Number the Stars

By: Lois Lowry-Jessica Jacobs

PLOT

Number the Stars is about a ten year-old girl, Annemarie Johansen. Her best friend is Ellen Rosen. Ellen Rosen is a Jew, but Annemarie and her family are not. Annemarie has to face very difficult challenges. She has to protect her family and now she has to hide Ellen. Copenhagen, Denmark is filled with Nazis soldiers marching everywhere through town. The Nazis continue with their journey. They don't stop and nobody can stop them. The Jews are being relocated and taken away. So, Ellen joins and moves in with Annemarie's family. She pretends to be part of her family. Ellen has a necklace that states that she is a jew. When the soldiers come to Annemarie's house, Annemarie and Ellen were hiding and pretending to be asleep in bed. When the soldiers opened their bedroom door, Annemarie yanked Ellen's necklace off. She yanked it off because it conceals Ellen's jewish identity. Annemarie keeps and wears the necklace until she is able to give it back to Ellen. The necklaces is the Star of David. Along the way, Annemarie Johansen has many struggles and survivals. Her mom gets hurt and she is trying to protect not only Ellen, but her own family too. There is no turning back now. Annemarie must keep going in order to save everyone, even herself. Does Annemarie Johansen have enough strength, bravery, and courage to save her best friends live? Read this book to find out.

Theme

The theme of this book is to be courageous. It takes courage for many things. Annemarie had to have courage to try and protect her family and Ellen. When Annemarie's mom got hurt and fell down, she had to have courage to take food to her father that was about a mile away. There are Nazis all around, wondering everywhere. The Nazis could stop Annemarie. They did. They questioned her and took all of the food. Annemarie then finally, ran back to her mom. It also took courage for Annemarie to talk to the Nazis about Ellen. They luckily believed her that Ellen was her sister. She was scared, but tried not show her frightfulness. You have to have courage for many things and I think that the author did a nice job of explaining it.

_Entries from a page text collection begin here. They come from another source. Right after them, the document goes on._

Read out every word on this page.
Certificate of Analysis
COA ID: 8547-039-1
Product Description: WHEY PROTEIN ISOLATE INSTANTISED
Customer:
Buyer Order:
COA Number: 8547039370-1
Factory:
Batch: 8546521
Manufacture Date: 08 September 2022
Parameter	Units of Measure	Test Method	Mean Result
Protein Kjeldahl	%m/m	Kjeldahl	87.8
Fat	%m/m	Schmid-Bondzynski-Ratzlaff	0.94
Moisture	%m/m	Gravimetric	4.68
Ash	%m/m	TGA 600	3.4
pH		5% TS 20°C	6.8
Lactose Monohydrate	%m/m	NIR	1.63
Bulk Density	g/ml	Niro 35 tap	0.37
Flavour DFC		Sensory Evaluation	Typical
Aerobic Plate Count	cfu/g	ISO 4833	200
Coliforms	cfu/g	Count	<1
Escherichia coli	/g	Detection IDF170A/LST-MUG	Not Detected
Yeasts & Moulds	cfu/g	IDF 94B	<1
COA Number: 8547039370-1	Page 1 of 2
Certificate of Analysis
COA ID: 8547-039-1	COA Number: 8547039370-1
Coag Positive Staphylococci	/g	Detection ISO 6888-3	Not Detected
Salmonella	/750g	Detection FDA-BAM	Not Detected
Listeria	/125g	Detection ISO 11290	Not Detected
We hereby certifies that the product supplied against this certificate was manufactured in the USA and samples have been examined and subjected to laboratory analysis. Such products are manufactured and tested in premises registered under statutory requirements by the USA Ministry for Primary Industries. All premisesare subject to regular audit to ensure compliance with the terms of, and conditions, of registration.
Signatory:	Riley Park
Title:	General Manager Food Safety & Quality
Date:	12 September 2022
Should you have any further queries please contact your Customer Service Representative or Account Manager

Historical Event: The Star of David

The Star of David is a necklace or pin that has six points and is yellow. It has two interlocking triangles. The six points symbolize God's rule over the universe in all six directions. The directions are: north, south, east, west, up, and down. The Jewish people had a hard life in history, so the six points is suppose to be in their honor. This necklace was associated with the Holocaust and World War II. The Nazis once ware the star pinned to their clothes. If you wear the pin or necklace, it puts you in danger. Even if you take it off, you are in even more danger. Now, this necklace is a Jewish identity. It lets the Nazis know that you are a jew. The Jews were forced by the Nazis to wear the necklaces. Jews are being taken away that nobody knows where. So, the Star of David remains as a reminder for the Jewish people: In God We Trust.


Going Deeper into the book about The Star or David:

In this book, The Star of David is Ellen's Necklace. She is a Jew which is why she has the necklace. The Nazis are the ones that forced the Jews to have and wear the necklaces. One night while Ellen is staying with the Johansen's, Annemarie's mother answers the door. The Nazis were at the door. They were looking for any Jews. If anyone was hiding a Jew, they would get killed right away. Annemarie's mother said that we don't know where any Jews are. The Nazis wanted to look around. After a little while, they got to Annemarie's door where Annemarie and Ellen were asleep. Anne's mom keep telling the Nazis to be quiet because she had children asleep. Annemarie noticed that Ellen had her necklace still on. If they found that on her, they would kill us all. The necklace puts us all in danger. So, just in time before the Nazis came in, Annemarie yanked the necklace off of Ellen and laid it in her fist. The Nazis asked Annemarie who this was and she said it was my sister. The Nazis luckily believe them and headed outside again. Ellen told Annemarie the story about the Star of David. "It revels my Jewish identity," she said. "Thank you for getting it off just in time." "No problem. Sorry. I broke your chain, though," Annemarie said. "I never liked that chain anyway," Ellen stated. They both laughed. These details tell why this author included The Star of David in the book.

Citations:

"Star of David Necklace." Shmoop. Shmoop We Speak Student, n.d. Web. 7 Jan. 2014.


"Star of David." aishcom. N.p., n.d. Web. 9 Jan. 2014.